Fawzi Hreiki (Jul 12 2021 at 00:40):

And a more detailed analysis of this monad and it’s algebras.

Zhen Lin Low (Jul 12 2021 at 00:46):

Martin Brandenburg remarks here (Example 6.8) that atomicity = complete distributivity, which is an algebraic condition.
https://arxiv.org/pdf/2106.11115.pdf

Zhen Lin Low (Jul 12 2021 at 00:49):

I think the paper also answers your implicit question about axiomatisability of monads without rank.

John Baez (Jul 12 2021 at 02:07):

Thanks, Zhen!
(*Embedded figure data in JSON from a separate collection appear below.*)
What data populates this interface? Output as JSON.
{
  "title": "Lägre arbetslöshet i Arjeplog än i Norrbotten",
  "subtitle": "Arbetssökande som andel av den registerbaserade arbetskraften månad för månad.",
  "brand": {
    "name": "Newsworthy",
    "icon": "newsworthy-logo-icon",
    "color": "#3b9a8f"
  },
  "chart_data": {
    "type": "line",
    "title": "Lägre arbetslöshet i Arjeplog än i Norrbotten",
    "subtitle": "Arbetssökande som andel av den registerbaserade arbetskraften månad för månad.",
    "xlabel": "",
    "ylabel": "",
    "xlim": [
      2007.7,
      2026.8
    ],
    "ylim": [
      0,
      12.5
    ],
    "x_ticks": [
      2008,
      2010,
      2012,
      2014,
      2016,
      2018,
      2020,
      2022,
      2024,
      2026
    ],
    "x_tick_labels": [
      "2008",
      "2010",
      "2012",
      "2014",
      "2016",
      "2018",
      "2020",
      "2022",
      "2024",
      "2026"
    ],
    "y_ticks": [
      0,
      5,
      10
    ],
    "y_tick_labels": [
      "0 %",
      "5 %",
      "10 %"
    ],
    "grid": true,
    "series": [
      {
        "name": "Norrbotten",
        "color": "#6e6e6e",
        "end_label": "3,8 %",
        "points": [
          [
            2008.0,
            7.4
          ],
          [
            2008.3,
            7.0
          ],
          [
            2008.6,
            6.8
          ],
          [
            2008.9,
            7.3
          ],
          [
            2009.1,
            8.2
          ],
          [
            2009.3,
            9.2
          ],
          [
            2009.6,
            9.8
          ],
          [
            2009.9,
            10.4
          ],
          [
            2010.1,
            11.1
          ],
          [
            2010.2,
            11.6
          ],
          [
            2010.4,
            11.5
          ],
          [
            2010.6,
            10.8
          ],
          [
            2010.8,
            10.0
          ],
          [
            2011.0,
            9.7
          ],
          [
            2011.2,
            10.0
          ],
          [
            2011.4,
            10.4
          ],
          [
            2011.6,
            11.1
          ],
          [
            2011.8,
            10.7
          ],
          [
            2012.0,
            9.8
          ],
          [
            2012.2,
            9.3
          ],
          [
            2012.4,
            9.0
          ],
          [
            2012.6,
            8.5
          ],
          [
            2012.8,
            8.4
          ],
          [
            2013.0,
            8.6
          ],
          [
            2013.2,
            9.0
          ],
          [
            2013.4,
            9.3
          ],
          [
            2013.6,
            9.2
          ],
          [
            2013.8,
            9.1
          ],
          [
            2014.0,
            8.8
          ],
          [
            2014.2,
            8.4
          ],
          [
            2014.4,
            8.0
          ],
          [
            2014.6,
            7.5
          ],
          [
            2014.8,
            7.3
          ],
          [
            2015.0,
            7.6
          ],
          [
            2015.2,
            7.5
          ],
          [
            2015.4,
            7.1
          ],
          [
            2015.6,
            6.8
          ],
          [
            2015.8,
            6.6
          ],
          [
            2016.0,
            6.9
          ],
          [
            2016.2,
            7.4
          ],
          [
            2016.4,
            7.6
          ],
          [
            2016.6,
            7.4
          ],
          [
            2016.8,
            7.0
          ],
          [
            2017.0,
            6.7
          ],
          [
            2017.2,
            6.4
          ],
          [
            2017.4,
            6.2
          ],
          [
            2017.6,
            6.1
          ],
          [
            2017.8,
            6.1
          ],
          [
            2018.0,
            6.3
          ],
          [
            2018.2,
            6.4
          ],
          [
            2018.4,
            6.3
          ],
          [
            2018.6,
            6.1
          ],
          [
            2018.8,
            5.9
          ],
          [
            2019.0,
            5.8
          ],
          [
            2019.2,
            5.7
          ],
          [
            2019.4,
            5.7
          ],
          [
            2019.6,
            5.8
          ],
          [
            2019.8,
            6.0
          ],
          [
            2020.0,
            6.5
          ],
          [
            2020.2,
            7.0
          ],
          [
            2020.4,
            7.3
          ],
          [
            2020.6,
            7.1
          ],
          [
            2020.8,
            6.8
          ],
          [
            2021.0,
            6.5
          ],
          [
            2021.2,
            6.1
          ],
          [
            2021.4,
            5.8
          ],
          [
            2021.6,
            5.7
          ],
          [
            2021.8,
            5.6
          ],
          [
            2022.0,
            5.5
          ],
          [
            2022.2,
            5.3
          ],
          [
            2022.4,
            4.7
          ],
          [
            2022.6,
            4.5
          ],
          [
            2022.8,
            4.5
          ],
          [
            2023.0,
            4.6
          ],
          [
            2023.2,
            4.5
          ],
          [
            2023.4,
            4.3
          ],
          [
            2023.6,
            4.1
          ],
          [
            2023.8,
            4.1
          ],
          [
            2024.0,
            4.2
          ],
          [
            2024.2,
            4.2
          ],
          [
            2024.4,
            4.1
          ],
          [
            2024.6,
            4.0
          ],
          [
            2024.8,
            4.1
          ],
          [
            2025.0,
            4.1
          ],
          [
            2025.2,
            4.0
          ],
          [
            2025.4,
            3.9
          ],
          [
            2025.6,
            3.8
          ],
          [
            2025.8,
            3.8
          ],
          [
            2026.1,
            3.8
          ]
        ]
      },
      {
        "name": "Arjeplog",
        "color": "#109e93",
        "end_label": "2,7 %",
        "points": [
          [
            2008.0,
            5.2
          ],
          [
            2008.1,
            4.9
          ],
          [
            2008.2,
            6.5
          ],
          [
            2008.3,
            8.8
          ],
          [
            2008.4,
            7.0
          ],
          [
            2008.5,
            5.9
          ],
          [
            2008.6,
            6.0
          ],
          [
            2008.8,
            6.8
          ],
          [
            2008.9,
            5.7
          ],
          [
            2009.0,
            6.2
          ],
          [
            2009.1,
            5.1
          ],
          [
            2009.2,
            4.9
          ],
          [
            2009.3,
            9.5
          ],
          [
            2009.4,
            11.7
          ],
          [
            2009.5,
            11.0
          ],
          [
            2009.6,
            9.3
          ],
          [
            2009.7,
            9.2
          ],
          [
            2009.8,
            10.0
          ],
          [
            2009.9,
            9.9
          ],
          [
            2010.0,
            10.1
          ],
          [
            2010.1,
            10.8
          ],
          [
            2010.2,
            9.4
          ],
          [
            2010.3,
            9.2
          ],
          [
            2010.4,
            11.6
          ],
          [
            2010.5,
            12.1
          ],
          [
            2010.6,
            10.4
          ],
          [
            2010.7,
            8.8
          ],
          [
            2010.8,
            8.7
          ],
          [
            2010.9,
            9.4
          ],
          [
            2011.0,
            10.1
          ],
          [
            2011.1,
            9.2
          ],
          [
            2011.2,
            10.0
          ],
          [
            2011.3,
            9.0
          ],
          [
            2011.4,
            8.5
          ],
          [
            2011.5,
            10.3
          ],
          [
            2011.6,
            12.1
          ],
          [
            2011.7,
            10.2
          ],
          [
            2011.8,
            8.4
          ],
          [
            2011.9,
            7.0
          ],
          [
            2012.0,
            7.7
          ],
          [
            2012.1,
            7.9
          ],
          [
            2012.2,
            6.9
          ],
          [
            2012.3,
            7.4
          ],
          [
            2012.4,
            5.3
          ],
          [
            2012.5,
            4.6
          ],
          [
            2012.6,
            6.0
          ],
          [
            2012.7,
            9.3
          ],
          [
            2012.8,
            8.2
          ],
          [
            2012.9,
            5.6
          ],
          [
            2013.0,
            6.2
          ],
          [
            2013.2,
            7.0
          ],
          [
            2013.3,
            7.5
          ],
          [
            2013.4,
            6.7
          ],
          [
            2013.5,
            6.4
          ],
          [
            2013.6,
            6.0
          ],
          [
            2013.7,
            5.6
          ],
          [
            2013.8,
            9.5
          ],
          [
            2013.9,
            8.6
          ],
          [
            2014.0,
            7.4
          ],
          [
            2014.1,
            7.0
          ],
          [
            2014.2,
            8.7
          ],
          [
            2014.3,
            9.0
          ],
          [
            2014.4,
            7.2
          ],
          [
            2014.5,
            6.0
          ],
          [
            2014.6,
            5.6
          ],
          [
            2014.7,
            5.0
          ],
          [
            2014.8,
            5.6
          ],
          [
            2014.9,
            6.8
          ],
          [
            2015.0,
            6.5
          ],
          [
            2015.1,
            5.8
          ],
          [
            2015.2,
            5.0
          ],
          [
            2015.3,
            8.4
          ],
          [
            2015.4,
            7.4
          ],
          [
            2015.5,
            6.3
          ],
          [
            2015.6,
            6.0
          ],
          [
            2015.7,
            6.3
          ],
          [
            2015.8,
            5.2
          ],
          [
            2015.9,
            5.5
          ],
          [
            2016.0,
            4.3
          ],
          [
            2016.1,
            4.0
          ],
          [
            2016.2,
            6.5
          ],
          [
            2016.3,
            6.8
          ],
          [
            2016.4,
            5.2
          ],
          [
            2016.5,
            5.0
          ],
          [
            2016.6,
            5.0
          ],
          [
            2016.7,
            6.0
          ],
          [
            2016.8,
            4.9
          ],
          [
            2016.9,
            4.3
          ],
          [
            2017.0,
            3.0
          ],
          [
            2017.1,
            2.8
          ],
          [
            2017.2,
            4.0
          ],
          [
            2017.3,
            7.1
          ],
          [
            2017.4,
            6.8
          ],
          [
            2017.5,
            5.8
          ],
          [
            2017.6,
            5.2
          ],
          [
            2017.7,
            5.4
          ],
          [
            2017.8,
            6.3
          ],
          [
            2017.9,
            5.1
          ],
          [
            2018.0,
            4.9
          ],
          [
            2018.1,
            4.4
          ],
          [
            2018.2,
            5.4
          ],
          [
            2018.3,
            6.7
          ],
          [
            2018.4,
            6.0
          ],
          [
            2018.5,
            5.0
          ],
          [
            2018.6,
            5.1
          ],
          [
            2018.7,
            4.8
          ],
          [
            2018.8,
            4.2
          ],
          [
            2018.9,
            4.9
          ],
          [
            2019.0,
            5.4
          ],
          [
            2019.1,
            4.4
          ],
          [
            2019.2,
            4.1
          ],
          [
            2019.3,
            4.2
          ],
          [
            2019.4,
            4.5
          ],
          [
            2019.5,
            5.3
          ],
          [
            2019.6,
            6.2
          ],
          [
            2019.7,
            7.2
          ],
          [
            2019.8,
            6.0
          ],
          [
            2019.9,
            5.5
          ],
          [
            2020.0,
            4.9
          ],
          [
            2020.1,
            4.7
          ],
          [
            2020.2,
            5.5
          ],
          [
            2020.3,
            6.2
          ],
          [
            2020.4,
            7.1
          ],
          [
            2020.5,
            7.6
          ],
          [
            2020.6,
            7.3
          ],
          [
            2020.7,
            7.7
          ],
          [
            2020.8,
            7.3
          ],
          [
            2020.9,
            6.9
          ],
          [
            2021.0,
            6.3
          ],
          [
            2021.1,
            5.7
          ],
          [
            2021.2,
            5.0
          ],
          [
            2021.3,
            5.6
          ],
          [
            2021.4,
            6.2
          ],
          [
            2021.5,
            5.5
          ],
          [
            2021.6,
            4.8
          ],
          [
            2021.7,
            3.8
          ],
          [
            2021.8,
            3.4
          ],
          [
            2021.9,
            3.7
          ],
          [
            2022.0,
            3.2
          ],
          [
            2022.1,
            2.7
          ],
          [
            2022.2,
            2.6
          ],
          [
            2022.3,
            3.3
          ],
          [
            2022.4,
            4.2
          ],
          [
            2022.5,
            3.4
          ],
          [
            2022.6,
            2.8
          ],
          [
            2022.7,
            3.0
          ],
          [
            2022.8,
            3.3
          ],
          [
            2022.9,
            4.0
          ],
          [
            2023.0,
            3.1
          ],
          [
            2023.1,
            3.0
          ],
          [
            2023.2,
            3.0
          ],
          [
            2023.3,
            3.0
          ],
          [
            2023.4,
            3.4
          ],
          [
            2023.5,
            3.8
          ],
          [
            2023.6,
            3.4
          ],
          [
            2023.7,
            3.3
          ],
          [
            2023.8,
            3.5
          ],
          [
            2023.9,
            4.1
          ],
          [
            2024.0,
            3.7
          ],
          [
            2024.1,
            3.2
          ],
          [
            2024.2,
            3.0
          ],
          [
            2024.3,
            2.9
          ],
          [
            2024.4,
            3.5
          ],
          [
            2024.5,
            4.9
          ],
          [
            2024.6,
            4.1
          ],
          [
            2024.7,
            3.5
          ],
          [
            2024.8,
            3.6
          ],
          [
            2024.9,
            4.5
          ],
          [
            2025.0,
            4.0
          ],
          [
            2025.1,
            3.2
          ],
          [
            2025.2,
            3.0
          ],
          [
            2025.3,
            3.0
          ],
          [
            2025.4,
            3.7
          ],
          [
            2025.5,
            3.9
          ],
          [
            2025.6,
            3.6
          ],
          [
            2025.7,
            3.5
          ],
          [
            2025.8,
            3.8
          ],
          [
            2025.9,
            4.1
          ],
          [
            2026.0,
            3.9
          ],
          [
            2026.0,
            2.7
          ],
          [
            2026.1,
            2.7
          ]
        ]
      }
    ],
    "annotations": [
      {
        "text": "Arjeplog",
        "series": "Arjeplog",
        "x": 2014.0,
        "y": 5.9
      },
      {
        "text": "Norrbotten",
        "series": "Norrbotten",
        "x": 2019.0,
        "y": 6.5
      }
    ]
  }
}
If atomiticity is equivalent to complete distributivity, that answers my question. I hadn't suspected that.

And thanks, Fawzi: I'd really like to see a syntactic presentation of this theory. I haven't looked at Manes' book.

John Baez (Jul 12 2021 at 02:37):

Brandenburg writes:

Now Definition 5.16 allows us to define CABAs internal to any complete category C. This might be surprising, since a priori atomic is not an algebraic condition, but actually it is equivalent to completely distributive by [31, Proposition VII.1.16], and this is an algebraic condition.

Here [31] is

P. T. Johnstone, Stone Spaces, Cambridge Studies in Advanced Mathematics Vol. 3, Cambridge University Press, 1982.

so that's where I need to look!

John Baez (Jul 12 2021 at 02:39):

Brandenburg also writes:

Manes explains in [47, Example 3.46] directly why $\tilde{P}(P(X))$ is the free CABA on a set X.

John Baez (Jul 12 2021 at 02:44):

Here his $\tilde{P}(P(X))$ is my $P(Q(X))$ , and [47] is

E. Manes, Monads of sets, Handbook of algebra. Vol. 3. North-Holland, 2003, 67-153

Mike Shulman (Jul 12 2021 at 03:36):

I don't think I've ever worked out explicitly how this happens. But it should also be possible to just $\beta$ -reduce the proof of monadicity of $P$ and then apply the known equivalence between powersets and CABAs.